With just a few clicks in the Amazon Redshift Management Console, you can set up a robust disaster recovery (DR) environment with Amazon Redshift. Amazon Redshift automatically takes incremental snapshots (backups) of your data every eight hours, or five gigabytes (GBs) per node of data change. You can get more information and control over a snapshot, including the ability to control the automatic snapshot's schedule.

You can keep copies of your backups in multiple AWS Regions. In case of a service interruption in one AWS Region, you can restore your cluster from the backup in a different AWS Region. You can gain read/write access to your cluster within a few minutes of initiating the restore operation.
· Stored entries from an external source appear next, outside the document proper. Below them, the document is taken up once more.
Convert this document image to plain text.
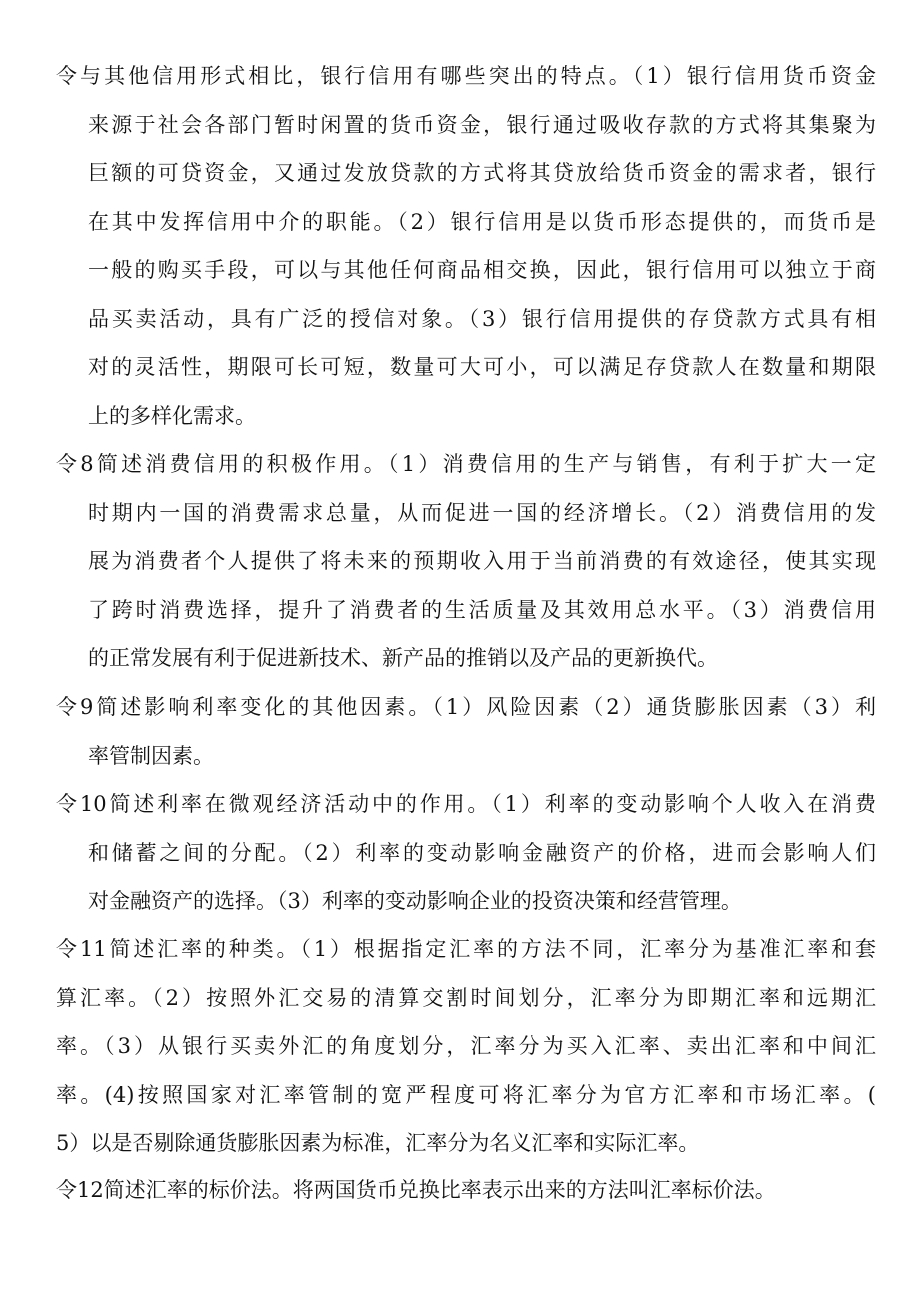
令与其他信用形式相比，银行信用有哪些突出的特点。（1）银行信用货币资金
来源于社会各部门暂时闲置的货币资金，银行通过吸收存款的方式将其集聚为
巨额的可贷资金，又通过发放贷款的方式将其贷放给货币资金的需求者，银行
在其中发挥信用中介的职能。（2）银行信用是以货币形态提供的，而货币是
一般的购买手段，可以与其他任何商品相交换，因此，银行信用可以独立于商
品买卖活动，具有广泛的授信对象。（3）银行信用提供的存贷款方式具有相
对的灵活性，期限可长可短，数量可大可小，可以满足存贷款人在数量和期限
上的多样化需求。
令8简述消费信用的积极作用。（1）消费信用的生产与销售，有利于扩大一定
时期内一国的消费需求总量，从而促进一国的经济增长。（2）消费信用的发
展为消费者个人提供了将未来的预期收入用于当前消费的有效途径，使其实现
了跨时消费选择，提升了消费者的生活质量及其效用总水平。（3）消费信用
的正常发展有利于促进新技术、新产品的推销以及产品的更新换代。
令9简述影响利率变化的其他因素。（1）风险因素（2）通货膨胀因素（3）利
率管制因素。
令10简述利率在微观经济活动中的作用。（1）利率的变动影响个人收入在消费
和储蓄之间的分配。（2）利率的变动影响金融资产的价格，进而会影响人们
对金融资产的选择。（3）利率的变动影响企业的投资决策和经营管理。
令11简述汇率的种类。（1）根据指定汇率的方法不同，汇率分为基准汇率和套
算汇率。（2）按照外汇交易的清算交割时间划分，汇率分为即期汇率和远期汇
率。（3）从银行买卖外汇的角度划分，汇率分为买入汇率、卖出汇率和中间汇
率。(4)按照国家对汇率管制的宽严程度可将汇率分为官方汇率和市场汇率。(
5）以是否剔除通货膨胀因素为标准，汇率分为名义汇率和实际汇率。
令12简述汇率的标价法。将两国货币兑换比率表示出来的方法叫汇率标价法。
Elasticity and scalability

With Amazon Redshift, you get the elasticity and scalability you need for your data warehousing workloads. You can scale compute and storage independently, and pay only for what you use. With the elasticity and scalability that Amazon Redshift offers, you can easily run non-uniform and unpredictable data warehousing workloads. Amazon Redshift provides two forms of compute elasticity:

  • Elastic resize — With the elastic resize feature, you can quickly resize your Amazon cluster by adding nodes to get the resources needed for demanding workloads, and to remove nodes when the job is complete to save cost. Additional nodes are added or removed in minutes with minimal disruption to on-going read and write queries. Elastic resize can be automated using a schedule you define to accommodate changes in workload that occur on a regular basis. Resize can be scheduled with a few clicks in the console or programmatically using the AWS command line interface (AWS CLI), or an API call.

  • Concurrency Scaling — With the Concurrency Scaling feature, you can support virtually unlimited concurrent users and up to 10 concurrent queries, with consistently fast query performance. When concurrency scaling is enabled, Amazon Redshift automatically adds additional compute capacity when you need it to process an increase in concurrent read queries. Write operations continue as normal on your main cluster. Users always see the most current data, whether the queries run on the main cluster or on a concurrency scaling cluster.
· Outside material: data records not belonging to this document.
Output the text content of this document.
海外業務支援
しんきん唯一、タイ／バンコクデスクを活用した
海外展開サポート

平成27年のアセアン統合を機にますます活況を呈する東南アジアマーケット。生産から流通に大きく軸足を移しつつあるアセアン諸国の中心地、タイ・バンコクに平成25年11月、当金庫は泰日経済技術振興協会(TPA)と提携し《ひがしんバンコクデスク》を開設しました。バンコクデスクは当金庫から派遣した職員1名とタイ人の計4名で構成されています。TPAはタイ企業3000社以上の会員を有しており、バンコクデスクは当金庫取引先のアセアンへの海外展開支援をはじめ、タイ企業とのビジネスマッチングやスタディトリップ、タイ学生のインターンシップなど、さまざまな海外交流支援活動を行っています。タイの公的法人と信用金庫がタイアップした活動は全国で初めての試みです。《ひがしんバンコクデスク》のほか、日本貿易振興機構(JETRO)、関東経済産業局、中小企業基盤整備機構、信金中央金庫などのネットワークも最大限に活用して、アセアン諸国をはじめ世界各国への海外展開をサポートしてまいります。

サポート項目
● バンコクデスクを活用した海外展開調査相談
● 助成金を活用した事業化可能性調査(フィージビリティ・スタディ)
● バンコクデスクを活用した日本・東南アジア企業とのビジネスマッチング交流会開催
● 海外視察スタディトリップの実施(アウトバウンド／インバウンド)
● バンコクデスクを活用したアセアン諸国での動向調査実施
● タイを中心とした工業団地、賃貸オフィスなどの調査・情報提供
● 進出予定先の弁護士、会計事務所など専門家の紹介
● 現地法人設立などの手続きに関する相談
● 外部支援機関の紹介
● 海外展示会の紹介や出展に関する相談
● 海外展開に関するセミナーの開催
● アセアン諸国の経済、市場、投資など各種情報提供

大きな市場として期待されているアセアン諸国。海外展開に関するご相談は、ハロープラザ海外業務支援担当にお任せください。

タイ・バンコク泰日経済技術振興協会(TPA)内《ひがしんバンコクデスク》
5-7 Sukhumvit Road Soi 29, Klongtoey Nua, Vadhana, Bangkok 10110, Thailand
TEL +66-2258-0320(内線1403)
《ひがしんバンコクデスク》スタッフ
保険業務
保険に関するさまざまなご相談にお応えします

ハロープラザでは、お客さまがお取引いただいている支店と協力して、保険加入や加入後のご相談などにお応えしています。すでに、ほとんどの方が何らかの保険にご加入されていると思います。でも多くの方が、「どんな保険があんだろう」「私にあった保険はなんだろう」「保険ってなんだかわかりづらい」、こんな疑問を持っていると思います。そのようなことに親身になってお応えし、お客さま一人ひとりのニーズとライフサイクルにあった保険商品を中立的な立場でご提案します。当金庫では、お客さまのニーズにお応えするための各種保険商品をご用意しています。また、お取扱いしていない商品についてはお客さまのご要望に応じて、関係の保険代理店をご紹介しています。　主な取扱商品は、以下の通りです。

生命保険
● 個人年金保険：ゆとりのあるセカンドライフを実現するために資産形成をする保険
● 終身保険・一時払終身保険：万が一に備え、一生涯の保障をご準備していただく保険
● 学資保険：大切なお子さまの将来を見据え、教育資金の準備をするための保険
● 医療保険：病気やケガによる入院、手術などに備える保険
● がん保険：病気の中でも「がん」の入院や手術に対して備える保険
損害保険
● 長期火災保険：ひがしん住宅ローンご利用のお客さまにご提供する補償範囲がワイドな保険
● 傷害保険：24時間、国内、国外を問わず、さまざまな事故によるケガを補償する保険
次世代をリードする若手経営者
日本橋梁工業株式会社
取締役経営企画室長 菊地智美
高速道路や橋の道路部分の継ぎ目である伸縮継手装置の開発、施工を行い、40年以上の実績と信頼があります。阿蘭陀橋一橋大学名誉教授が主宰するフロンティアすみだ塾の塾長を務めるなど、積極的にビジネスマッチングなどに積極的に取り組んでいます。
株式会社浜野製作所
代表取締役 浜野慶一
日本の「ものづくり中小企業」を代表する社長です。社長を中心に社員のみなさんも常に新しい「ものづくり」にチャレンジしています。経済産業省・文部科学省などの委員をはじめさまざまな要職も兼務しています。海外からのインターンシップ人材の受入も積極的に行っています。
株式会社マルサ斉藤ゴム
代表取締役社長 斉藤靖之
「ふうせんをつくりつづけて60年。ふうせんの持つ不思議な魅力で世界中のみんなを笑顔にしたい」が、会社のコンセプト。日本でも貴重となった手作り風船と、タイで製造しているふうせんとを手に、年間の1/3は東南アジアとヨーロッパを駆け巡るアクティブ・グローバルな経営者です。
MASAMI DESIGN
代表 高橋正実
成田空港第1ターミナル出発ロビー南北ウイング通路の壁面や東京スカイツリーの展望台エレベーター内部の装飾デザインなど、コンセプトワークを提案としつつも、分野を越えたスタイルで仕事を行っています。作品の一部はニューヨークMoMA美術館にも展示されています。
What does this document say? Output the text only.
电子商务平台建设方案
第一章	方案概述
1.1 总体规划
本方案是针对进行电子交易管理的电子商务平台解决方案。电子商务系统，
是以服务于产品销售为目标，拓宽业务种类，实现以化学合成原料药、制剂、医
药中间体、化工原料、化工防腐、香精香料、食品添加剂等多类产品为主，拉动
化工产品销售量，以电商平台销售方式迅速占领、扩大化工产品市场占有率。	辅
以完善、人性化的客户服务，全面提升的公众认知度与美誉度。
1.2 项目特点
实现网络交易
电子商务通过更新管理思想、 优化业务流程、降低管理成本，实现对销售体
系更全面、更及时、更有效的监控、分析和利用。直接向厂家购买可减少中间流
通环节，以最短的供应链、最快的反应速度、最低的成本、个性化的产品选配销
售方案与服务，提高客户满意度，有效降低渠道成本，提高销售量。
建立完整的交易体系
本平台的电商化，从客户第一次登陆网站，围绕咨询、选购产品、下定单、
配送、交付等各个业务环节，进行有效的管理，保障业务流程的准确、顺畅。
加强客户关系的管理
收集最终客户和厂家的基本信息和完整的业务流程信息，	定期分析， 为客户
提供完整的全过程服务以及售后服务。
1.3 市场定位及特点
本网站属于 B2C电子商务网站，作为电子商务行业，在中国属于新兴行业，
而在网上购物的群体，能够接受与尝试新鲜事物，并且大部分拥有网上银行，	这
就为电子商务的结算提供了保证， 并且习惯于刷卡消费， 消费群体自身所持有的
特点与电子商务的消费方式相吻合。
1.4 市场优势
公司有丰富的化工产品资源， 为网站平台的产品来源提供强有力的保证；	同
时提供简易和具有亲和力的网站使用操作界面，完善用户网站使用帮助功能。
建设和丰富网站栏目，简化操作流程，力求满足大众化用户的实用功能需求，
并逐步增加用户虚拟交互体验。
    Amazon Redshift enables you to start with as little as a single 160 GB node and scale up all the way to multiple petabytes of compressed user data using many nodes. For more information, see About Clusters and Nodes in the Amazon Redshift Cluster Management Guide.

Amazon Redshift managed storage

Amazon Redshift managed storage enables you to scale and pay for compute and storage independently so you can size your cluster based only on your compute needs. It automatically uses high-performance solid-state drive (SSD)-based local storage as tier-1 cache, and takes advantage of optimizations such as data block temperature, data block age, and workload patterns to deliver high performance while scaling storage automatically when needed without requiring any action.